Anche questa volta non ci fu risposta, solo una deviazione inquieta dello sguardo. Avevano paura, tutti quelli della stazione… avevano terrore delle truppe corazzate. I soldati lo trascinarono via dalla scrivania, lungo il corridoio, verso le celle; lo rinchiusero in una di esse, spoglia e bianca, provvista solo di impianti igienici e di una panca bianca ribaltabile. Lo perquisirono di nuovo, spogliandolo, questa volta, e lasciarono gli indumenti sul pavimento.

Josh si rivesti, e si lasciò cadere sulla panca; sollevò le gambe e appoggiò la testa sulle ginocchia, stanco per il lavoro e con i muscoli contratti per la paura.

NAVE MERCANTILE HAMMER: SPAZIO; ore 1700

Vittorio Lukas lasciò il sedile e si avviò lungo la curva del ponte della Hammer, esitò nel vedere il movimento dell’arma nella mano del confederato che lo teneva d’occhio continuamente. Non gli avrebbero permesso di avvicinarsi ai comandi; nel minuscolo cilindro — quasi tutta la massa sgraziata della Hammer era costituita dal nucleo a gravità zero, a poppa — c’era una linea tracciata con il nastro adesivo che segnava i confini della sua prigione. Non sapeva che cosa gli sarebbe successo se avesse tentato di superarlo, ma non aveva intenzione di scoprirlo. Era autorizzato a fare quasi tutto il giro del cilindro; l’alloggio dell’equipaggio, dove dormiva; la minuscola sezione della sala centrale… e fino a quel punto, nell’area operativa. Da lì poteva scorgere uno degli schermi e il visore al di sopra della spalla del tecnico; indugiò, fissando le schiene degli uomini e delle donne che indossavano le divise del mercantile, ma che non appartenevano alla nave; e aveva ancora lo stomaco sconvolto dalle droghe, i nervi scossi dal balzo. Aveva passato quasi tutta la giornata a vomitare.

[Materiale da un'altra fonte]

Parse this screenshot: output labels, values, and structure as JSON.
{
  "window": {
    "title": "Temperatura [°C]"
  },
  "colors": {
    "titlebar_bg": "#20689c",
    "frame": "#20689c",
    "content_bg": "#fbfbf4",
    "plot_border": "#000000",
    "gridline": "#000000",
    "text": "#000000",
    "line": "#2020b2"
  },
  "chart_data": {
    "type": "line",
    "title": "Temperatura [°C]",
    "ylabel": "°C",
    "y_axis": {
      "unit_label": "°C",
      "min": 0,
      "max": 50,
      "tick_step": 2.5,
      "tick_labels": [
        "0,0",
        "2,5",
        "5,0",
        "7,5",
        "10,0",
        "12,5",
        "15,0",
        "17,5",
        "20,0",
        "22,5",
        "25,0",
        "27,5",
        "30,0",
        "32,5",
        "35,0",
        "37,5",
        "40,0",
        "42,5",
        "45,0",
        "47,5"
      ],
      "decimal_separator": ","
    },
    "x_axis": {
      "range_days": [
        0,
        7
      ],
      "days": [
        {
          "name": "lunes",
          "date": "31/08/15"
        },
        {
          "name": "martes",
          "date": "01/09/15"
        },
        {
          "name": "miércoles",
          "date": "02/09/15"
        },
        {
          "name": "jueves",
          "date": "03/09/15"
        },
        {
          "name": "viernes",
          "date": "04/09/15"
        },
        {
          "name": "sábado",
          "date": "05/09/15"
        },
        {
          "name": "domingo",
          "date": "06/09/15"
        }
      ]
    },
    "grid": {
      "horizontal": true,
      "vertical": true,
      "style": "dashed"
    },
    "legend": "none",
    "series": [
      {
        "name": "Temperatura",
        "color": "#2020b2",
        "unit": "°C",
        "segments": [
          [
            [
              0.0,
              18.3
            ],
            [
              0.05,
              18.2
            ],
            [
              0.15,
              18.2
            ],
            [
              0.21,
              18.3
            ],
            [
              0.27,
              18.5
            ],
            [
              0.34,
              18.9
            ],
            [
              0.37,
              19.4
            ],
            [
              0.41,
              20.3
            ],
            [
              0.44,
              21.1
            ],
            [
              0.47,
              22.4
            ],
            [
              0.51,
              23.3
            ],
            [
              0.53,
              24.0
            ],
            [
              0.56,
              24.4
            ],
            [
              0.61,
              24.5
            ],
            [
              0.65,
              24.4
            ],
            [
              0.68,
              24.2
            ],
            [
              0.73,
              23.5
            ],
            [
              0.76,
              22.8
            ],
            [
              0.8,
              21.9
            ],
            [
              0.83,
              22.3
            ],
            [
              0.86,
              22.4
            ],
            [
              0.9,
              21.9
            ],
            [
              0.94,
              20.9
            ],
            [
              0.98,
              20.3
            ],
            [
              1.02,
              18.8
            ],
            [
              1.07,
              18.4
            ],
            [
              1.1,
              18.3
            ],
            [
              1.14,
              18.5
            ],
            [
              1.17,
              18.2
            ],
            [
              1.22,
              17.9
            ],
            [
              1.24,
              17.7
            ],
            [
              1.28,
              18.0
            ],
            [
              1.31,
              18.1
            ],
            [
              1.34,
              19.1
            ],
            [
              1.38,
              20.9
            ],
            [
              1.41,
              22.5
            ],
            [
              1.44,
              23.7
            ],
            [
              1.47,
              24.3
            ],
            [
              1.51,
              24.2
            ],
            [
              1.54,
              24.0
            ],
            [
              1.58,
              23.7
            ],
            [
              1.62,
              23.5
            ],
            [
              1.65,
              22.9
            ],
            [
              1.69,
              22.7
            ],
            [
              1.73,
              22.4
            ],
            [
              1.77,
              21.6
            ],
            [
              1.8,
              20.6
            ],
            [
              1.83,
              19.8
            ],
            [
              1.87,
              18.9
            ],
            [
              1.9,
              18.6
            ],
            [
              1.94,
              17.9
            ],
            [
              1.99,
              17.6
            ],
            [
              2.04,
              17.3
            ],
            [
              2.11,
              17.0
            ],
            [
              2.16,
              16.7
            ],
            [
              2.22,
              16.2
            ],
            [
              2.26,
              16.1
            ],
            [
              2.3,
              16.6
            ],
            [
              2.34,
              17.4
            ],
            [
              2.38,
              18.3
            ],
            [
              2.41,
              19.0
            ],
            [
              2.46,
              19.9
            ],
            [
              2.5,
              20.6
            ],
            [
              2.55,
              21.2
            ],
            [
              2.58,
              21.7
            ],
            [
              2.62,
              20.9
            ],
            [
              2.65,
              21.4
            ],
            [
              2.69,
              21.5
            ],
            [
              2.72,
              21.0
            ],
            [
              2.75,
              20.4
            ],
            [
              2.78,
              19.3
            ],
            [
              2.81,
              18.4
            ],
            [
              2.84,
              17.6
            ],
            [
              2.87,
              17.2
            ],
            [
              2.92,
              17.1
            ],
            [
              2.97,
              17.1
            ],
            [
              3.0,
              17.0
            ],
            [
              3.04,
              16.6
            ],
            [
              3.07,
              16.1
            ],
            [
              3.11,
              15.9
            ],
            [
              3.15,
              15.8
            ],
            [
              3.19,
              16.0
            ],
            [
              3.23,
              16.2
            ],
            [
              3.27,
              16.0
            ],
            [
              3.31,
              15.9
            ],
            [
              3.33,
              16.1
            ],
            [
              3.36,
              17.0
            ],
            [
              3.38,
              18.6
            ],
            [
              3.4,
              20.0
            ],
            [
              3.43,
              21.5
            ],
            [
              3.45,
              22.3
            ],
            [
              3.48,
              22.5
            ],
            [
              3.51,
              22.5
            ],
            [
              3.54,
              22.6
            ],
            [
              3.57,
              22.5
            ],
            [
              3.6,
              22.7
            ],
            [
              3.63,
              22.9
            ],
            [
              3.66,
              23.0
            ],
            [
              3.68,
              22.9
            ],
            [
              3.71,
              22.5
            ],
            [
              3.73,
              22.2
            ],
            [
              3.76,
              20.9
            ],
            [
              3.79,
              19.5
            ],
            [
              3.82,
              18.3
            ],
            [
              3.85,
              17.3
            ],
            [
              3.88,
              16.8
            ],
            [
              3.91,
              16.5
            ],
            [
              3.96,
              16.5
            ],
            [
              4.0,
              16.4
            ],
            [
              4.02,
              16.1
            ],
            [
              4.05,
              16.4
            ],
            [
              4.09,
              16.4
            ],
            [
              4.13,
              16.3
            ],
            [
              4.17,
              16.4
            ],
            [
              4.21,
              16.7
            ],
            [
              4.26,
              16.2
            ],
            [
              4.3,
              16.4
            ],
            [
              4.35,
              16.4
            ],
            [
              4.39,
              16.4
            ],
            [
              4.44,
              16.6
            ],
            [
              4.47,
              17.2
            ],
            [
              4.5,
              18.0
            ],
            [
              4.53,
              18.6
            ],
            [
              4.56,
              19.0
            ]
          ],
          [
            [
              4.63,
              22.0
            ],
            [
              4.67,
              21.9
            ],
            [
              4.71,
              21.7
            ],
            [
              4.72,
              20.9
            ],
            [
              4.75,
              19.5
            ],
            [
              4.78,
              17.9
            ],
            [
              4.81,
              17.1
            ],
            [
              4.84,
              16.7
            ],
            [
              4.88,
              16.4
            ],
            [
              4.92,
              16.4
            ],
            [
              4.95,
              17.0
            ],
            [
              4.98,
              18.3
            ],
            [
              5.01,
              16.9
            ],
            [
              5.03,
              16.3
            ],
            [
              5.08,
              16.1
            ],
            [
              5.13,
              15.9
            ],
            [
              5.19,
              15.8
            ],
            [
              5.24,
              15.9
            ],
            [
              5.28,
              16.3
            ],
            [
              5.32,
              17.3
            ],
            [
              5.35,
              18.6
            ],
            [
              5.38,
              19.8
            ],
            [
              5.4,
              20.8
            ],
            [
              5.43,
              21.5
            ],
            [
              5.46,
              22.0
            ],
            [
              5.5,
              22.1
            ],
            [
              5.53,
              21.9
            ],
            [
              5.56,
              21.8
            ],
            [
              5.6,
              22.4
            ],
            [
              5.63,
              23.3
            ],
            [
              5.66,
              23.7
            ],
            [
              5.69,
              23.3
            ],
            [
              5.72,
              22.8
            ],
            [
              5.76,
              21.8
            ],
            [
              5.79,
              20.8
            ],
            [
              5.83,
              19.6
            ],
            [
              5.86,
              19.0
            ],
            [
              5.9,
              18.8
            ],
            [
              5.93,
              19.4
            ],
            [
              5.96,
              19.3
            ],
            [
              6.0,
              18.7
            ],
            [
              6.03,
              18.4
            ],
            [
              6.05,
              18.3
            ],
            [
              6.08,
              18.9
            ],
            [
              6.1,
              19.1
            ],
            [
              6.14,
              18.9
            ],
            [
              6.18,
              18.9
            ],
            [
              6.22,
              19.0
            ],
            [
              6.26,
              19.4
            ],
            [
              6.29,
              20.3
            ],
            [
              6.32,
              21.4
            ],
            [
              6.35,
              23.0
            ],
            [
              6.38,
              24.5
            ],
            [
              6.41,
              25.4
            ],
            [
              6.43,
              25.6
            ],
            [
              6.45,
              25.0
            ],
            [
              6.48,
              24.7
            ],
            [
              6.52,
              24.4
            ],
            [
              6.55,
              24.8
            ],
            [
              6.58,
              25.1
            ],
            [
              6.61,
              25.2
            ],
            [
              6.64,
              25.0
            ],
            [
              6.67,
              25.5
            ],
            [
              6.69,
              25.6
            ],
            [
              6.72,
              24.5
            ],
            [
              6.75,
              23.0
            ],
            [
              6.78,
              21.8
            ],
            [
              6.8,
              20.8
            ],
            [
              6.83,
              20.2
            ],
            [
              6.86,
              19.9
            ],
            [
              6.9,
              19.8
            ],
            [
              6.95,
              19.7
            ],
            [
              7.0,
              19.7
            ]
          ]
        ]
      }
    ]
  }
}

Il comandante era in piedi e guardava gli schermi; lo vide e gli fece un cenno, invitandolo ad avvicinarsi. Vittorio esitò; al secondo segnale si avventurò nella zona proibita, voltandosi per lanciare un’occhiata all’uomo armato. Lasciò che il comandante gli posasse amichevolmente una mano sulla spalla, mentre guardava più da vicino lo schermo. L’uomo aveva l’aria prospera… avrebbe potuto essere un uomo d’affari di Pell, e non impartiva ordini in tono secco al suo equipaggio. Lo trattavano abbastanza bene, addirittura con cortesia. Ma la situazione e i suoi potenziali sviluppi lo atterrivano. Vigliacco, avrebbe detto suo padre in tono di disgusto. Era vero. Era un vigliacco. Quello non era il posto adatto a lui, no, non era la compagnia per lui.